Anliegern kann ein Anspruch auf eine verkehrsrechtliche Regelung zustehen, wenn die verbleibende Durchfahrtsbreite der Straße auf 2, 30 m durch parkende Fahrzeuge (hier: den Wohnwagen des Nachbarn) verengt wird.

Als Rechtsgrundlage für das Begehren, eine Regelung mit Blick auf den abgestellten Wohnwagen zu treffen, kommt hier allein § 45 Abs. 1 i.V. mit Abs. 9 Satz 1 StVO in Betracht. Die Regelung des § 45 Abs. 1 StVO wird durch § 45 Abs. 9 Satz 1 StVO modifiziert und konkretisiert1. Nach § 45 Abs. 9 Satz 1 StVO sind Verkehrszeichen und Verkehrseinrichtungen nur dort anzuordnen, wo dies auf Grund der besonderen Umstände zwingend geboten ist.
En Recht des Einzelnen auf fehlerfreie Ermessensentscheidung über ein verkehrsregelndes Einschreiten besteht, wenn eine Verletzung öffentlich-rechtlich geschützter Individualinteressen durch Einwirkung des Straßenverkehrs über das nach allgemeiner Anschauung zumutbare Maß gegeben ist. Ob eine solche Verletzung vorliegt, hängt von einer Gefahrenprognose ab. Für § 45 Abs. 9 Satz 2 StVO, der sich auf Beschränkungen und Verbote des fließenden Verkehrs bezieht, hat das Bundesverwaltungsgericht entschieden, dass eine das allgemeine Risiko deutlich übersteigende Wahrscheinlichkeit des Schadenseintritts vorliegen muss2. Erforderlich ist somit eine entsprechende konkrete Gefahr, die auf besonderen örtlichen Verhältnissen beruht. Dieser Maßstab gilt auch für Verkehrsregelungen, die nicht der Beschränkung des fließenden Verkehrs dienen. Dies folgt daraus, dass § 45 Abs. 9 Satz 2 eine Konkretisierung des Satzes 1 darstellt, wie aus der Verwendung des Wortes „insbesondere“ deutlich wird.

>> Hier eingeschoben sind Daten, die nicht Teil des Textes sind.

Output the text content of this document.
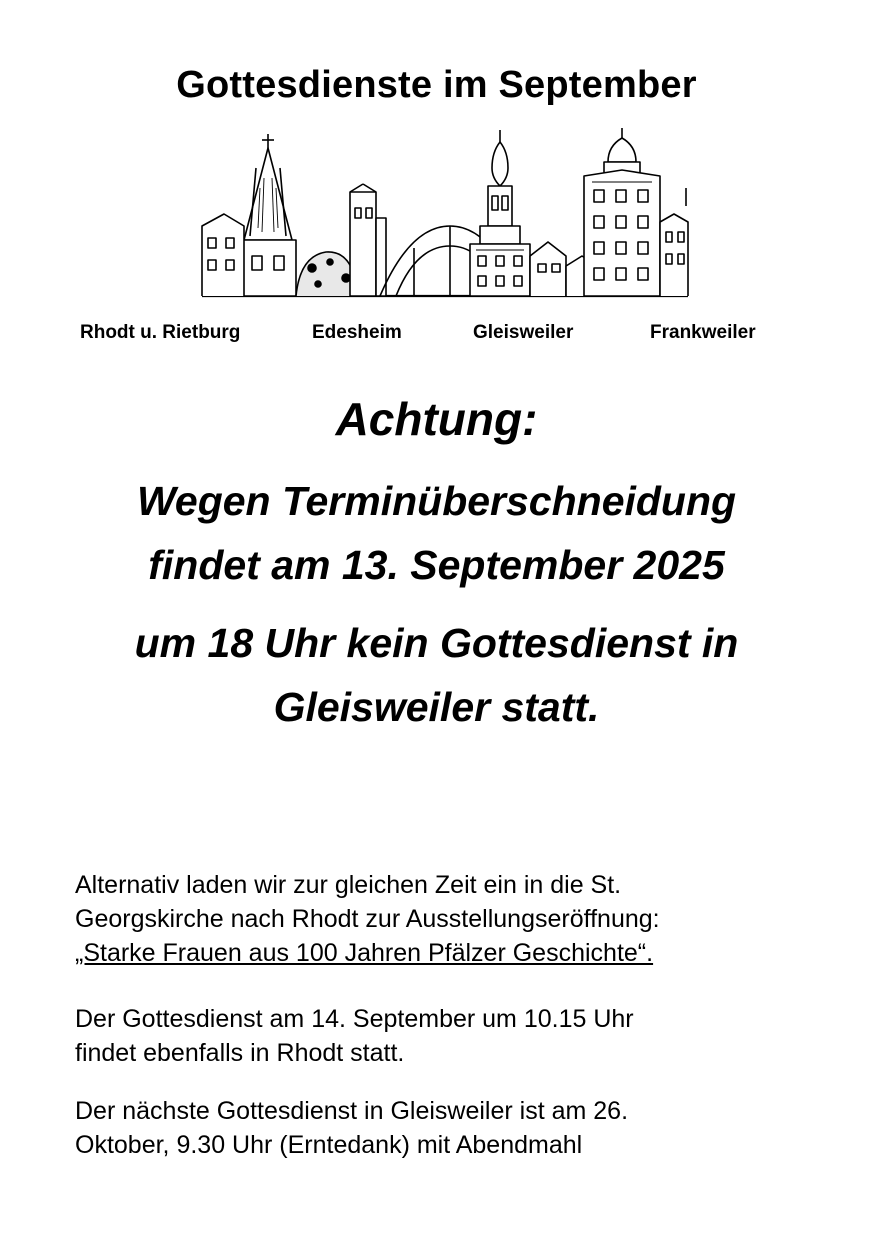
Gottesdienste im September
Rhodt u. Rietburg	Edesheim	Gleisweiler	Frankweiler
Achtung:
Wegen Terminüberschneidung
findet am 13. September 2025
um 18 Uhr kein Gottesdienst in
Gleisweiler statt.
Alternativ laden wir zur gleichen Zeit ein in die St.
Georgskirche nach Rhodt zur Ausstellungseröffnung:
„Starke Frauen aus 100 Jahren Pfälzer Geschichte“.
Der Gottesdienst am 14. September um 10.15 Uhr
findet ebenfalls in Rhodt statt.
Der nächste Gottesdienst in Gleisweiler ist am 26.
Oktober, 9.30 Uhr (Erntedank) mit Abendmahl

Eine konkrete, das allgemeine Risiko übersteigende Gefahr ist hier anzunehmen. Denn das Parken von Fahrzeugen und Kraftfahrzeuganhängern – wie etwa dem Wohnwagen der Beigeladenen – gegenüber dem Grundstück der Kläger führt dazu, dass die Fahrbahn derart, nämlich auf 2, 30 m, verengt wird, dass weite Teile des fließenden Kraftfahrzeugverkehres den Gehweg vor dem Haus der Kläger befahren müssen, um vorbei zu gelangen. Dies wurde in der Beweisaufnahme während der mündlichen Verhandlung festgestellt und ist zwischen den Beteiligten auch unstreitig. Dadurch müssen die Kläger bei Betreten des Fußweges vor ihrem Grundstück jederzeit damit rechnen, dass dieser von Kraftfahrzeugen befahren wird. Dies gefährdet sowohl ihre Gesundheit als auch ihre körperliche Unversehrtheit. Das Befahren des Gehweges ist nach der derzeit bestehenden Rechtslage verkehrsrechtlich nicht zulässig. Gemäß § 2 Abs. 1 Satz 1 StVO müssen Fahrzeuge die Fahrbahnen benutzen, von zwei Fahrbahnen die rechte. Hier sind Fahrbahn und Gehweg baulich und gestalterisch eindeutig unterschieden. Dass der Gehweg mangels eines Hochbordes erleichtert befahren werden kann, ändert nichts daran, dass er gemäß § 2 Abs. 1 Satz 1 StVO grundsätzlich nicht befahren werden darf. Anderes würde nur gelten, wenn die gesamte Straßenfläche zu einer gemischten Verkehrsfläche erklärt werden würde – etwa durch Aufstellen des Verkehrszeichens 325.1 gemäß Anlage 3 StVO („Spielstraße“). Ob und unter welchen Umständen eine solche Regelung des Verkehrs hier möglich wäre und welche anderen Möglichkeiten der Herstellung rechtmäßiger Zustände bestehen, braucht nicht geklärt zu werden. Im entscheidungserheblichen Zeitpunkt der mündlichen Verhandlung war der K. jedenfalls als „Zone 30“ (Zeichen 274.1) ausgewiesen und verfügte sowohl über eine Fahrbahn als auch einen einseitigen Gehweg.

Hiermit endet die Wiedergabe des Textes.